Мне уже начинает казаться, будто я прождал в коридоре несколько часов. Но когда дверь распахивается, часы показывают всего двадцать минут третьего. Сначала выходит директор. Он бросает на меня строгий взгляд. Прямо передо мной вырастает классная.

— Тебе позволили остаться в школе, — произносит она. — В виде исключения. Благодари учительницу немецкого. Она за тебя горячо вступилась. Всем доказывала, что ты — умный мальчик и непременно должен учиться в гимназии. Хвалила тебя, все повторяла, что ты литературу любишь, даже в свои одиннадцать «Страдания молодого Вертера» прочитал. А их ведь в твоем возрасте редко кто осилит. Правда, прочитал?

Я кивнул.

— Ну, хорошо, — заключает она. — На сей раз мы тебя простим. Но если еще кого-нибудь хоть пальцем тронешь — пеняй на себя. И кстати, скажи своей маме, чтобы пришла в школу.

Я почувствовал себя как висельник, сорвавшийся с веревки и потому помилованный. Вне себя от радости, я понесся домой. Еще издалека я заметил отца. Он нервно расхаживал туда-сюда у подъезда — без пальто, без шляпы, в домашних тапочках. Лицо у него было бледное.

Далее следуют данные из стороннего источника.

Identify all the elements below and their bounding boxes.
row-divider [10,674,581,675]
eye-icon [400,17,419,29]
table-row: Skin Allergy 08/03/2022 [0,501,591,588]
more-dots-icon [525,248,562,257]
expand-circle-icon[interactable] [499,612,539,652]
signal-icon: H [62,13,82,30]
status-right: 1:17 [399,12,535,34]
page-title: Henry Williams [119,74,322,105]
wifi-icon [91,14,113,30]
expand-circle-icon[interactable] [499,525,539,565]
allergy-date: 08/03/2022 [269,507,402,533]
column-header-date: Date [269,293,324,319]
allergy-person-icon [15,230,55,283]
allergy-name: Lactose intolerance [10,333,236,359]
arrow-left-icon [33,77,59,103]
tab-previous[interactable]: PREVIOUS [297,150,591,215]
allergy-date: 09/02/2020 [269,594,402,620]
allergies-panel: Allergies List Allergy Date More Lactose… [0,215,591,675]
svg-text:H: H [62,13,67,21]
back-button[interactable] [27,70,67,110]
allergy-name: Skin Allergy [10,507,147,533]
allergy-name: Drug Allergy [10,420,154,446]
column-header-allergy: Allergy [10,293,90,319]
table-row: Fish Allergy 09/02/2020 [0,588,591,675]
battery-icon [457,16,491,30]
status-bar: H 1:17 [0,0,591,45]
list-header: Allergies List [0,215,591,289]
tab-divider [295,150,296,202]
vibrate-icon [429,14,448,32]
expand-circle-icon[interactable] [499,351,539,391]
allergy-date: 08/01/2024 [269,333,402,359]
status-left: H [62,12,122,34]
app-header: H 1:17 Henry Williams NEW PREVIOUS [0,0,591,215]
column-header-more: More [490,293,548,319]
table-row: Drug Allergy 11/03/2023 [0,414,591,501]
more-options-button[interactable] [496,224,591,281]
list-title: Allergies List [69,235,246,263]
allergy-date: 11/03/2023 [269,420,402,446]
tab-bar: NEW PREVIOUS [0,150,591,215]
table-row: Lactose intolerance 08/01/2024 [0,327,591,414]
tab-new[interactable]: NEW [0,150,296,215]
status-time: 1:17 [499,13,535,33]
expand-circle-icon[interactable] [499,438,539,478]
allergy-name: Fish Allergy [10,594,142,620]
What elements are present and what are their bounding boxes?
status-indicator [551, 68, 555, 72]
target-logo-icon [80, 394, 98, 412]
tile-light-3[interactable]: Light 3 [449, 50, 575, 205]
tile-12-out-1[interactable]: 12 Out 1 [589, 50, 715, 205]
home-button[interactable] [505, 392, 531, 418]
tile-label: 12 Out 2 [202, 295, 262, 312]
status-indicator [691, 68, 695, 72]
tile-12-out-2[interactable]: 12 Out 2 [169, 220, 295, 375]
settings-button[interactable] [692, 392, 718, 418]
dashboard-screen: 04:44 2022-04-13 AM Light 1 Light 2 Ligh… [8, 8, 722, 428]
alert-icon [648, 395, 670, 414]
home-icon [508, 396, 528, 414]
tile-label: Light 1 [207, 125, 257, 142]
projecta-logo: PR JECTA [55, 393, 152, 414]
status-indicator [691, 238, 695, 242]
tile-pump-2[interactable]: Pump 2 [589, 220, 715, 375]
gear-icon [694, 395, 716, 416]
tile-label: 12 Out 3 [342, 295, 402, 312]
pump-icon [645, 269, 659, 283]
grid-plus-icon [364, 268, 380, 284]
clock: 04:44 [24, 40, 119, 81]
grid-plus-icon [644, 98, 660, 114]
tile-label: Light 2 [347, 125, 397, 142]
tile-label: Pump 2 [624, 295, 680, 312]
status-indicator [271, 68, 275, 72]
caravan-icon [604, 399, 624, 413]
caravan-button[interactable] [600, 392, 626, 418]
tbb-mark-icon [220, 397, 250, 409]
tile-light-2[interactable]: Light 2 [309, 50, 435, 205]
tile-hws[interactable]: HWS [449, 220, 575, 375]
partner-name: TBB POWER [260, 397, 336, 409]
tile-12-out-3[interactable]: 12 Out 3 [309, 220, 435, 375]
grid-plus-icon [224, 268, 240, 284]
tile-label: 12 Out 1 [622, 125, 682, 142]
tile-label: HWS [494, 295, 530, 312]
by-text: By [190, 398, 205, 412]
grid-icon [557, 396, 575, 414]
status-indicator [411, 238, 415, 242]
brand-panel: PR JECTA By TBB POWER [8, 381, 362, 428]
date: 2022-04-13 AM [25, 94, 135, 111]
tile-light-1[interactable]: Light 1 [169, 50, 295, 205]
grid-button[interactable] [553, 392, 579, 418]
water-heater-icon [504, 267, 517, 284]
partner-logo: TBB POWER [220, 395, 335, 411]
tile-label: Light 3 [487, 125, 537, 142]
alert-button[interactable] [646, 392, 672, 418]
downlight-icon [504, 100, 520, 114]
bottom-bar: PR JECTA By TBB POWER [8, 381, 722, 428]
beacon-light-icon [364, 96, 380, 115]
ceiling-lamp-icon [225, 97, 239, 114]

— Где ты пропадаешь? — напустился он на меня, схватив за воротник. — Ты же час назад должен был прийти.

Но я так сиял, что он меня сразу же отпустил и тоже заулыбался.

От восторга я ему сразу же все выложил. Меня мало трогало, похвалит он меня или заругает. Но ни хвалить, ни ругать меня он не стал, а как-то посерьезнел, нахмурился и повел меня в дом.

Мама тоже не стала меня хвалить.

— Если твой враг упал, нельзя его пинать! — читала она мне нотации. — Вот в этом твой директор прав. А потом, ты же иностранец, приезжий. Никогда этого не забывай! Даже когда дерешься, ты должен не только быть смелее их, но еще и честнее. Вот тогда они тебя зауважают. Иначе только бояться и ненавидеть будут. А ты не можешь себе этого позволить, потому что если они тебя возненавидят, то вдвое, втрое сильнее, чем своего. А при первой же возможности так тебя отделают, что мало не покажется.